Maclaren-Ross actively, though unconsciously, sought out failure because it was his subject. He dwelt on the lowest periods of his life lovingly, as more conventional writers dwell on childhood; his best writing is inspired by his inglorious career in the army, the brief period he spent selling vacuum-cleaners, or accounts of long wasted afternoons in Soho. He was an intensely autobiographical writer; where others could write about failure by observation, Maclaren-Ross needed to experience his great subject directly, and clung, sometimes quite obstinately, to the awfulness of his life.
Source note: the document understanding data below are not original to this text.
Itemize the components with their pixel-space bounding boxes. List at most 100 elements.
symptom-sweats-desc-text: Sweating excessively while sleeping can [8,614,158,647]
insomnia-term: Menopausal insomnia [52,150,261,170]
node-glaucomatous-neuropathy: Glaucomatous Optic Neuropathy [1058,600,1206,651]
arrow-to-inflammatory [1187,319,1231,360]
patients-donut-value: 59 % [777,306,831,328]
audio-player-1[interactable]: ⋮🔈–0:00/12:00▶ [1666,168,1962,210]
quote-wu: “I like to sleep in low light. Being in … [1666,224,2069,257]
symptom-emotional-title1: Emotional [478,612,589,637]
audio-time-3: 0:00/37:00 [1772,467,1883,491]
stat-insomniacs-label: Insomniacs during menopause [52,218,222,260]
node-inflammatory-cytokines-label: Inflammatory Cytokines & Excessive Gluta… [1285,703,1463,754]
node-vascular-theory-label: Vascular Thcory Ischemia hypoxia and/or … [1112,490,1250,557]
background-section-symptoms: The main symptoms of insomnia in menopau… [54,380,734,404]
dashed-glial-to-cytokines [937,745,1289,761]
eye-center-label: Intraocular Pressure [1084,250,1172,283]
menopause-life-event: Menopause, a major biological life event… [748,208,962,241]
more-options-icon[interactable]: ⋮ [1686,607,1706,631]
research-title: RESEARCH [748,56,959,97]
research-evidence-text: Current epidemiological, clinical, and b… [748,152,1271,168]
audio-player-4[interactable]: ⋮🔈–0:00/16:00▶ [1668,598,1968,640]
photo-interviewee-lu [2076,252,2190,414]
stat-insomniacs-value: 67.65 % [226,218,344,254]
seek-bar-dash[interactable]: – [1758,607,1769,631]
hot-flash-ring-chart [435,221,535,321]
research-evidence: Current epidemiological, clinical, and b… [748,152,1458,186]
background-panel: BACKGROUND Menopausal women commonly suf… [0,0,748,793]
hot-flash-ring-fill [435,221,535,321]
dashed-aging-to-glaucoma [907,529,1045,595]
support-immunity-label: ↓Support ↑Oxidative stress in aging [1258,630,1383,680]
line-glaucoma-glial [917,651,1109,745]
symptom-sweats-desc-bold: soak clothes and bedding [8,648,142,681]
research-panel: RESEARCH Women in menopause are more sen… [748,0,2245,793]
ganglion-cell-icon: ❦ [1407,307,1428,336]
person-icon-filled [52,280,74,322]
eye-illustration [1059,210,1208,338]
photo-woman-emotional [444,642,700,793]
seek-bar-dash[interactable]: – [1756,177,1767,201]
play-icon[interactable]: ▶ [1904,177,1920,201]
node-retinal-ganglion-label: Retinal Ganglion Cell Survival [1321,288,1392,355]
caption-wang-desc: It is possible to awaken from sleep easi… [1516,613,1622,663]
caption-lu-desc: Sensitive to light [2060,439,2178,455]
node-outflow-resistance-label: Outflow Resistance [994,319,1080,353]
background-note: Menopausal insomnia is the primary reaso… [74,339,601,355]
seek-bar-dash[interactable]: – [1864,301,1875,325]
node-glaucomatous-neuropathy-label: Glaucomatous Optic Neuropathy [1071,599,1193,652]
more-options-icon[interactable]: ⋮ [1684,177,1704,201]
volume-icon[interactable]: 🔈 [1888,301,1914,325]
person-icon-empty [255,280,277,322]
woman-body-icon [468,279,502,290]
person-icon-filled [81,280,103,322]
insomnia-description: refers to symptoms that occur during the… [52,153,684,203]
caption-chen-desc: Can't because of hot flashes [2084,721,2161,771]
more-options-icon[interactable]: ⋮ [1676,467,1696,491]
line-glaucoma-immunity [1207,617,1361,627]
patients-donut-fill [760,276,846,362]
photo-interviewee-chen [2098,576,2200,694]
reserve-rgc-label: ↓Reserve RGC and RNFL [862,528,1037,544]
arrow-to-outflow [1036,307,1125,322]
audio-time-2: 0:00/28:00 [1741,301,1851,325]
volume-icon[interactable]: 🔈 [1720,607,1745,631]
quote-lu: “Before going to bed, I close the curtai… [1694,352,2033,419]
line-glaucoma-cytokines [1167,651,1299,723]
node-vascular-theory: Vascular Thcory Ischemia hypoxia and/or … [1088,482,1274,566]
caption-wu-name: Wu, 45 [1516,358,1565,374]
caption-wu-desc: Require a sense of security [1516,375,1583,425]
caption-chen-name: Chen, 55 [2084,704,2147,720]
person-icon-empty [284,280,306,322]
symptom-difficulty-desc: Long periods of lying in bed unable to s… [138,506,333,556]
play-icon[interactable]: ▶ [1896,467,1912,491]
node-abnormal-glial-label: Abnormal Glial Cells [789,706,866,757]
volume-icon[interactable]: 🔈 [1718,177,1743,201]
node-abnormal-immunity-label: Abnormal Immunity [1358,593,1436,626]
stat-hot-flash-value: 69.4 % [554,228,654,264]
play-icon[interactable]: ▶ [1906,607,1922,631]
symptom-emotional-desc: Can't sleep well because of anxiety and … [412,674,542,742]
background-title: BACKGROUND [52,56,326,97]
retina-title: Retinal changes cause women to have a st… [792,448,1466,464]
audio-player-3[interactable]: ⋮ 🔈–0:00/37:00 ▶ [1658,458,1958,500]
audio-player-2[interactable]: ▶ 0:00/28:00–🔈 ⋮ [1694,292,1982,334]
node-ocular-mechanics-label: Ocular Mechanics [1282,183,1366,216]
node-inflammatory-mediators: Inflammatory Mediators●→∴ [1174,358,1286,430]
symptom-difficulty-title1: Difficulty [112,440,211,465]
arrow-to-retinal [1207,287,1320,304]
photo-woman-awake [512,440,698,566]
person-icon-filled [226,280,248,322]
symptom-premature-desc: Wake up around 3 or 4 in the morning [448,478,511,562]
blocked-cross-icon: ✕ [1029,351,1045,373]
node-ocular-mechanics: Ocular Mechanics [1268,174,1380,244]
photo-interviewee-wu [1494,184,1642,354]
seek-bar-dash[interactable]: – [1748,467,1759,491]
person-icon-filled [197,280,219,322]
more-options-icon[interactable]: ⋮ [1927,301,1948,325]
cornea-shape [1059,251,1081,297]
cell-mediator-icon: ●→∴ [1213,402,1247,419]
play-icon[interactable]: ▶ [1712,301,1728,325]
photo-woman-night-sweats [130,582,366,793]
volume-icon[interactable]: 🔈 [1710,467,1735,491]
And the truth is that he is a dazzlingly talented writer, effortlessly funny and natural; he had enormous gifts, and should have come to command a big audience. Of Love and Hunger is an amazing book; set among those desperate vacuum-cleaner salesmen, it has an extraordinary mastery of tone and an exceptionally confident ear for dialogue. Narrated by one of the salesmen, it moves into traumatic and grave territory without ever sacrificing the truthfulness of the style. Other novels cover similar territory – Coming Up for Air or Patrick Hamilton’s work- but Of Love and Hunger, which is hardly known at all by comparison, is vastly superior. The wonderfully natural quality here, or in the enchanting sketches of life in the army, or the flip Soho episodes collected by Alan Ross posthumously as Soho in the 1940s, is so marked that it is tempting to think that here is a spontaneous, artless writer. Just how cunning Maclaren-Ross really was only emerges when you consider his prose parodies, collected in The Funny Bone. His parodies, even of writers very remote from him, like Henry Green, can be devastatingly cruel and accurate. They show a writer unusually conscious of the construction of a prose sentence, who, perfectly capable of reproducing in every respect a characteristic H. E. Bates sentence, say, must be equally conscious of his own characteristic effects. His raw exuberance, from ‘A Bit of a Smash in Madras’ onwards, a story as marvellous as its title, is calculated in every degree.
Paul Willetts has put a great deal of effort into the difficult job of researching this ramshackle life, and has made a lot of sense out of it; he deserves gratitude. Nevertheless, it is not quite the book that one might have wished. Somehow, it fails to convey Maclaren-Ross’s slightly appalling vitality, both in life and in his writings – there could certainly be more in the way of quotation. I get the impression that it relies too much on the written record, rather than interviews with Maclaren-Ross’s surviving friends. It might have been improved by an occasional willingness, too, to concede quite how frightful he could be; for instance, his constant attempts to borrow money from publishers are just reported, as if they were quite reasonable behaviour. He doesn’t suggest, either, what everyone says, that like most people of his sort, Maclaren-Ross could be an intolerable bore, often reduced to retelling the plots of films at great length if he had nothing better to say. Nevertheless, though this doesn’t begin to rival its subject’s sparkle and exuberance, it is solid enough to bring a fascinating, powerful writer into focus. Until now, Maclaren-Ross has been confined to walk-on parts in other people’s anecdotes; he deserved rather more than that.